Pour vous donner des chiffres précis sur la fréquence à laquelle il est recommandé de consulter son gynécologue, voici quelques explications sur ce qui se passe dans le corps des femmes. La ménopause marque le moment où les ovaires cessent de fonctionner, et que les règles s’arrêtent. Ce processus particulier s’accompagne de changements physiologiques spécifiques, où les règles peuvent revenir et disparaître, et 6 mois ou plus peuvent être nécessaires pour que la situation se stabilise et que les règles s’arrêtent définitivement. Les cycles menstruels étant irréguliers, les femmes doivent rester vigilantes et continuer d'utiliser un moyen de contraception en cas de rapport sexuel. Les déséquilibres des cycles menstruels peuvent s’accompagner de bouffées de chaleur, d’une prise de poids ou d’une sécheresse vaginale.

Continuez de consulter votre gynécologue pour surveiller votre ménopause

Il est important de mentionner que nous ne recommandons pas l’automédication.

Par conséquent, pour réguler ces changements dans le corps des femmes de façon sûre et sous contrôle médical, des check-up gynécologiques réguliers sont essentiels.

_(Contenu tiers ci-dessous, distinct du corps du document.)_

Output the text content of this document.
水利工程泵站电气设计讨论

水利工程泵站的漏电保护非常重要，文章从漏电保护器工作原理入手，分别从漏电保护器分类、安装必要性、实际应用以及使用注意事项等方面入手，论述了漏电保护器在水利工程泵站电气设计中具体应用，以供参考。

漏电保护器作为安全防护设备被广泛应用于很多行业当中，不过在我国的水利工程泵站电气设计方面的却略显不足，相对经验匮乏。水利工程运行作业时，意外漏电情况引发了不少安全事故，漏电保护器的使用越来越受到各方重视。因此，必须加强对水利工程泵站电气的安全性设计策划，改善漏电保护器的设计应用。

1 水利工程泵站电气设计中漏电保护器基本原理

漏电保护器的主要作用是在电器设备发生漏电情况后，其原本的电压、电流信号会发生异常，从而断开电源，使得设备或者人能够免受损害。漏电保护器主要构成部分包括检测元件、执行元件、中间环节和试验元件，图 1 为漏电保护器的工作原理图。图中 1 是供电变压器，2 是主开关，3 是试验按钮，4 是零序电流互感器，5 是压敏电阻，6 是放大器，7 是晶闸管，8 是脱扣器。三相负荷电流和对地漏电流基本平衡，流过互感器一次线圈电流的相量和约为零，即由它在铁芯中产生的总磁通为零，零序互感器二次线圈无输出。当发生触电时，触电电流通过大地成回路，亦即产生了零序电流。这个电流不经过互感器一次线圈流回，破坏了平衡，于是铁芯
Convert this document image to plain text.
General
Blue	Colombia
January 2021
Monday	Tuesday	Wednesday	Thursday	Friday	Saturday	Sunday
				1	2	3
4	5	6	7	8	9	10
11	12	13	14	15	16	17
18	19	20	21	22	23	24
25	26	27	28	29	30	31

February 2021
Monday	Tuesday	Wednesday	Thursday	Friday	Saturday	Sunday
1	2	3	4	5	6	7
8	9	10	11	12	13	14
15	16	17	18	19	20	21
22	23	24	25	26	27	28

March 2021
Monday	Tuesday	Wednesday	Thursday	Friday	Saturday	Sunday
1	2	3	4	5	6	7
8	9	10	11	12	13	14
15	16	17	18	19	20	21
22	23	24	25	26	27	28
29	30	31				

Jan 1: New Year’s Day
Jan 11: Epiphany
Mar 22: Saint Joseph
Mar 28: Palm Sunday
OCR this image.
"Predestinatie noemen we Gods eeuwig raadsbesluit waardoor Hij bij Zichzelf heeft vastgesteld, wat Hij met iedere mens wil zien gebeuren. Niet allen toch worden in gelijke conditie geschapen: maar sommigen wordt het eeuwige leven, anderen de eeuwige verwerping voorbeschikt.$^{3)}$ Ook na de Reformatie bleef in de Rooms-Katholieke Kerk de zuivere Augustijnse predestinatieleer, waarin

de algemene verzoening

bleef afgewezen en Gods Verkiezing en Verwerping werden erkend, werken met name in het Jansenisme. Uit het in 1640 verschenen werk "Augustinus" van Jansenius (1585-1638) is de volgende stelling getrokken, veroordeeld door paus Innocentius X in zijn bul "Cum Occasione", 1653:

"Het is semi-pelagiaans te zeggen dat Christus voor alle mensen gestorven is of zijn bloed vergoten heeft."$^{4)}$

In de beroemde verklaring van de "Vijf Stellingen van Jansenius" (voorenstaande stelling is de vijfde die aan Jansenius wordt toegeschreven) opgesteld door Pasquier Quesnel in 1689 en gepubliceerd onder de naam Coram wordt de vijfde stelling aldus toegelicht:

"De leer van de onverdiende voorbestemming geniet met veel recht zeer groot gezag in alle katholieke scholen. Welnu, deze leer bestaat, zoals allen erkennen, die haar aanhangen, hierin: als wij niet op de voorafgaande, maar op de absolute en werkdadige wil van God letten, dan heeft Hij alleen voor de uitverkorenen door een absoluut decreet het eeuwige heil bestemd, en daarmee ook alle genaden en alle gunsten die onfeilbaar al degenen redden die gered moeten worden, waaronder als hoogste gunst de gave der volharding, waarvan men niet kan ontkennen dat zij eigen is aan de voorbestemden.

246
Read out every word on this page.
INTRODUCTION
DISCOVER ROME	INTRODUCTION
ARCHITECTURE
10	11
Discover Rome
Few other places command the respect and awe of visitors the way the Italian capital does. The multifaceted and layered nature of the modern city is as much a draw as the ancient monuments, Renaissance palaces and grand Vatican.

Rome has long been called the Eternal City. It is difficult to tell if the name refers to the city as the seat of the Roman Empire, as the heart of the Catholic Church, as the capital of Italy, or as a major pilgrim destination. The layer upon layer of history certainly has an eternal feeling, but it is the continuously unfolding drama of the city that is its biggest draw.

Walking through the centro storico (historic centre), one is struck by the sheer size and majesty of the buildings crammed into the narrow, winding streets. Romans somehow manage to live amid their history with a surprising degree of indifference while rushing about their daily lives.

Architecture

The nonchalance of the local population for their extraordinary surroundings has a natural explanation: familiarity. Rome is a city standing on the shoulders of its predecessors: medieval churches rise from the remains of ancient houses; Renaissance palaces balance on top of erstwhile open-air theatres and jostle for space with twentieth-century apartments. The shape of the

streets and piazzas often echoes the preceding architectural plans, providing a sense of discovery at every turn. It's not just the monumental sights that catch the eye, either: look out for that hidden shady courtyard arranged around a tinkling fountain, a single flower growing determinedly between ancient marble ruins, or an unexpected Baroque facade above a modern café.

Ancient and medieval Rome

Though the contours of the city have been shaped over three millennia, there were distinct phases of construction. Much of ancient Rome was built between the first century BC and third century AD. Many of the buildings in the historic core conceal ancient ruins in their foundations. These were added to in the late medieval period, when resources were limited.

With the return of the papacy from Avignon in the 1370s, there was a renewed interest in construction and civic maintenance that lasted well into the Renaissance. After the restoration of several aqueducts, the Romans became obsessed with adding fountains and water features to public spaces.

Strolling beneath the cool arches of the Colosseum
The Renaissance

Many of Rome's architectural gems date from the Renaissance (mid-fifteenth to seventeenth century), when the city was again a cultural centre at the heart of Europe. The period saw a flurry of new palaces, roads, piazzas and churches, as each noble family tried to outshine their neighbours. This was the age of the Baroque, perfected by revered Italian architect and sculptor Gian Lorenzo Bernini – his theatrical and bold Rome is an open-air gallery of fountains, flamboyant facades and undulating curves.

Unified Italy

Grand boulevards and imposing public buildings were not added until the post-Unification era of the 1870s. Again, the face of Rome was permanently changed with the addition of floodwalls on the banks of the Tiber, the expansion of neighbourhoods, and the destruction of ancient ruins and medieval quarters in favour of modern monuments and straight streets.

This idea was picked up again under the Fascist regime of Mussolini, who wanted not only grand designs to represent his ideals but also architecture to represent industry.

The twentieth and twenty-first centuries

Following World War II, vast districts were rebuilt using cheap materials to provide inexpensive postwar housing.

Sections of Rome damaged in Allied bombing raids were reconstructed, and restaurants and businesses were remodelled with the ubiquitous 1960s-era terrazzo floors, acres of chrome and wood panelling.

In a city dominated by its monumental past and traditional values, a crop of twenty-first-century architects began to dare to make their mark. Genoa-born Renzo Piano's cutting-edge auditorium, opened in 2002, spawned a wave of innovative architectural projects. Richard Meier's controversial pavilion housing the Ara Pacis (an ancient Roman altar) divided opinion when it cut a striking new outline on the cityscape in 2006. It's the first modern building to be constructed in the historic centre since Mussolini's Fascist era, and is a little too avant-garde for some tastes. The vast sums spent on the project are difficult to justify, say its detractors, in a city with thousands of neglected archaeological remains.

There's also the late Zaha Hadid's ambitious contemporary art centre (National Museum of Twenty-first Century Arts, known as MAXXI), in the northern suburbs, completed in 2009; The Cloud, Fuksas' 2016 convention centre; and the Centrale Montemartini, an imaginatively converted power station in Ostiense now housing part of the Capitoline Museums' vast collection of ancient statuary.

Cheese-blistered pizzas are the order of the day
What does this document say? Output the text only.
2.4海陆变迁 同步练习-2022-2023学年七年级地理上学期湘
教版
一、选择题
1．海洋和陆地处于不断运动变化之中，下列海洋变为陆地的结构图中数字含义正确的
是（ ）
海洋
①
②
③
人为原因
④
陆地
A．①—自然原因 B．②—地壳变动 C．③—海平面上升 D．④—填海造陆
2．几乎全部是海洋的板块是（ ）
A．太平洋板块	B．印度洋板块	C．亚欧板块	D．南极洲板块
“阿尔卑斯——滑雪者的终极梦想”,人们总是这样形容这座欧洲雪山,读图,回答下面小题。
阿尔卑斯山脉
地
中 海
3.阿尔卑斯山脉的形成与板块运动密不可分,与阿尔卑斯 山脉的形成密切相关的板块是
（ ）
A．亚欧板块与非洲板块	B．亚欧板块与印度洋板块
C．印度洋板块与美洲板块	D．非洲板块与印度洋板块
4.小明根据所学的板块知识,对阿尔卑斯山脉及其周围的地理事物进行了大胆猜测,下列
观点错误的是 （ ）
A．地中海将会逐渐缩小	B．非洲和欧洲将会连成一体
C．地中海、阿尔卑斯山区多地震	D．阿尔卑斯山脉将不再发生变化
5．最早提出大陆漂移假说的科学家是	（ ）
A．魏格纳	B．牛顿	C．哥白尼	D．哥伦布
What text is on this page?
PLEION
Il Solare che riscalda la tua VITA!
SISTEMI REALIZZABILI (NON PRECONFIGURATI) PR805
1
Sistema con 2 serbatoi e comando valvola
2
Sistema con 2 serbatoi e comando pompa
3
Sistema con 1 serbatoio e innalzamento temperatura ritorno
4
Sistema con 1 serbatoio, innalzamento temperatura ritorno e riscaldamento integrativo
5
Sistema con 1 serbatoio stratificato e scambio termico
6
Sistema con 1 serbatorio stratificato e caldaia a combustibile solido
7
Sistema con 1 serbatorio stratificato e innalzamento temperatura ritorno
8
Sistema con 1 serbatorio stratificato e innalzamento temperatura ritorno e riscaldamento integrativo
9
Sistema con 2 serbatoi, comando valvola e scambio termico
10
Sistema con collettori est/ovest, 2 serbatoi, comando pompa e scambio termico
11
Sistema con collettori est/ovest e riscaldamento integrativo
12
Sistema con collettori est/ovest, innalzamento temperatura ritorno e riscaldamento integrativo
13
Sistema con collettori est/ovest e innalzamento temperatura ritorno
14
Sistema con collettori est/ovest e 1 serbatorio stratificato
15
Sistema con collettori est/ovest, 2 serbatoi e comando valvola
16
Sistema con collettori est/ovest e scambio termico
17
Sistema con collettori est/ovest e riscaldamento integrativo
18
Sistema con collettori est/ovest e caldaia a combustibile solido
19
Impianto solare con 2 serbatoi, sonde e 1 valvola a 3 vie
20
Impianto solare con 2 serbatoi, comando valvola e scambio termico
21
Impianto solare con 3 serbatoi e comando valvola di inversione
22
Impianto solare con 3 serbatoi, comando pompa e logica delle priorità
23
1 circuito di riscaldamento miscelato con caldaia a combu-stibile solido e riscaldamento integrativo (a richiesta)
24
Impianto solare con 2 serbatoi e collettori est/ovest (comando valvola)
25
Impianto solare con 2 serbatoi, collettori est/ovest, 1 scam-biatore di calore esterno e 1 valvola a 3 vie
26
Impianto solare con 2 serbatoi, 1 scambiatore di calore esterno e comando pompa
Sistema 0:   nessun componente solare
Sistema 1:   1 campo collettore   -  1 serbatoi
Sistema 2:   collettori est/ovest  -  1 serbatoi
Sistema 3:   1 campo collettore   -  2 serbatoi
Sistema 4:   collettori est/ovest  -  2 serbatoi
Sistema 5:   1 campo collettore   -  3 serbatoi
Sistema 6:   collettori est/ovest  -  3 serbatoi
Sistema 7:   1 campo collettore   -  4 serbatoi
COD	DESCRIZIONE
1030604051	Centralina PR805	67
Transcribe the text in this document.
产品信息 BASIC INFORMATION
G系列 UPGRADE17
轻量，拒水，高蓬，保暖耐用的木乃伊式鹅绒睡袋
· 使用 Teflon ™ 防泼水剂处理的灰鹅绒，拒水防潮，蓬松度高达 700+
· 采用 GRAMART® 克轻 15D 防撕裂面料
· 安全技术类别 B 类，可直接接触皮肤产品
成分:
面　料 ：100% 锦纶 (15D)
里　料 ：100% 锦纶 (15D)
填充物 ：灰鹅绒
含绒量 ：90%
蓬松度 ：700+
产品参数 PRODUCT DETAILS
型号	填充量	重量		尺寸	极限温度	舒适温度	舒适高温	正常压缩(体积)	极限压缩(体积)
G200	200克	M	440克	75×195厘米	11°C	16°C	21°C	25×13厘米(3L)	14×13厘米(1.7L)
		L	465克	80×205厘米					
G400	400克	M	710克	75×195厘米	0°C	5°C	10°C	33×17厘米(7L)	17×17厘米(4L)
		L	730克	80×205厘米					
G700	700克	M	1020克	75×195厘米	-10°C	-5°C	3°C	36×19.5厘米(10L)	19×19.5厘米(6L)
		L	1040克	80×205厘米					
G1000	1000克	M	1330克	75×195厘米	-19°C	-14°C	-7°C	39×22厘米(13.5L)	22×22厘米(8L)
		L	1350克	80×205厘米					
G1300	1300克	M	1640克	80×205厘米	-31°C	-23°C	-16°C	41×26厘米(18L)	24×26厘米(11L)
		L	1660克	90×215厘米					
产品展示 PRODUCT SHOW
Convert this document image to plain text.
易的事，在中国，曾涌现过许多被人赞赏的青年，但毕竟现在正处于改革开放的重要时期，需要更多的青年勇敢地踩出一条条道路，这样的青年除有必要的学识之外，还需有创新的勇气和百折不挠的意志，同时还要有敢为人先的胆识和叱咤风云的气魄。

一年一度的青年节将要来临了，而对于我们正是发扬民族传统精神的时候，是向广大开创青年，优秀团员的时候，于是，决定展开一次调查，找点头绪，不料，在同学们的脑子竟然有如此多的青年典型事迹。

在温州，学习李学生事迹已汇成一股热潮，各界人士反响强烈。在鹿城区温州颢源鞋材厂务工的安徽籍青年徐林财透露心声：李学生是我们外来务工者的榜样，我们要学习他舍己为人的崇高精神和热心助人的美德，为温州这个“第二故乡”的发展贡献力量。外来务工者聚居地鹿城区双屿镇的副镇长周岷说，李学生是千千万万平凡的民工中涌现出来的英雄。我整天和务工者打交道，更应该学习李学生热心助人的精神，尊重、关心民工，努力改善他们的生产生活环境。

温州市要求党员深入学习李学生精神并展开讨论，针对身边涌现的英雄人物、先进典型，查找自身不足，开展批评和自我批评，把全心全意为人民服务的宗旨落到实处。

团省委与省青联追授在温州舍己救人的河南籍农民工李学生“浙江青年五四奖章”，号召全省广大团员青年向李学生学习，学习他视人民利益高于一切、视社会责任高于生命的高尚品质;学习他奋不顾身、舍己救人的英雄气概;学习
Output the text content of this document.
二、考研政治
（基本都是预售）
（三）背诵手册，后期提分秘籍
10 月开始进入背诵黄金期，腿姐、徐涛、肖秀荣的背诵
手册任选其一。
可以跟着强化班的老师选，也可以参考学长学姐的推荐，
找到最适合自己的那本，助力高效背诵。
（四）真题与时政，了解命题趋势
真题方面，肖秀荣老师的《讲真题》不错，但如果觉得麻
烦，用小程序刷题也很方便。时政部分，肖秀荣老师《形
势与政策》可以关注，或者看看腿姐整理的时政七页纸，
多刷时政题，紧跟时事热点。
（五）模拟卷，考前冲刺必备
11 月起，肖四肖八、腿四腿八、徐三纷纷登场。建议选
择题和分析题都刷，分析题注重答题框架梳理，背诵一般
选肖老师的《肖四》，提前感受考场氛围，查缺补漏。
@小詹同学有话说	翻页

Ces derniers vous permettent de bénéficier d'un examen clinique complet, d'une prescription pour d’éventuels traitements et de tests pour diagnostiquer des anomalies ou des pathologies gynécologiques et mammaires. Si les changements se font en douceur, nous recommandons une consultation au moins une fois par an, mais plus souvent si les femmes sentent que leur corps continue de changer. C’est autour de 50 ans(1) en moyenne que la ménopause survient. Cette période s’accompagne également de changements physiques (bouffées de chaleur, sécheresse vaginale), de changements corporels (prise de poids, transformation de la silhouette) et/ou de changements psychologiques (sautes d’humeur, troubles du sommeil).Jusqu’à 80 % des femmes ressentent des bouffées de chaleur(2), qui sont la raison principale pour prescrire un traitement hormonal de substitution, en l’absence de contre-indications. Ce traitement hormonal de substitution doit uniquement être utilisé avec l’accord de votre médecin. Si la ménopause survient avant 40 ans, elle est appelée « Insuffisance Ovarienne Prématurée »(3), qui n’est pas un état physiologique et doit donc être traité de façon spécifique.

FAITS ESSENTIELS À RETENIR

● Les règles peuvent s’arrêter autour de 51 ans en moyenne ● Consulter son gynécologue car l’entrée dans la ménopause ne signifie pas avoir des rapports sexuels non protégés

CONSEILS À SUIVRE

● Examen gynécologique : une fois par an ou plus souvent en cas de problèmes particuliers ● Il est obligatoire de demander un examen clinique complet, une prescription pour d’éventuels traitements et des tests pour diagnostiquer des anomalies ou des pathologies gynécologiques et mammaires.

SOURCES :

1.    Leridon H. Démographie de la ménopause. Quelques données. Gynécologie internationale 1997;6(10):330-1
2.    Woods NF, Mitchell ES. Symptoms during the perimenopause: prevalence, severity, trajectory and significance in women’s lives. Am J Med 2005; 118:14-24.
3.    Management of women with premature ovarian insufficiency. Guideline of the European Society of Human Reproduction and Embryology. December 2015.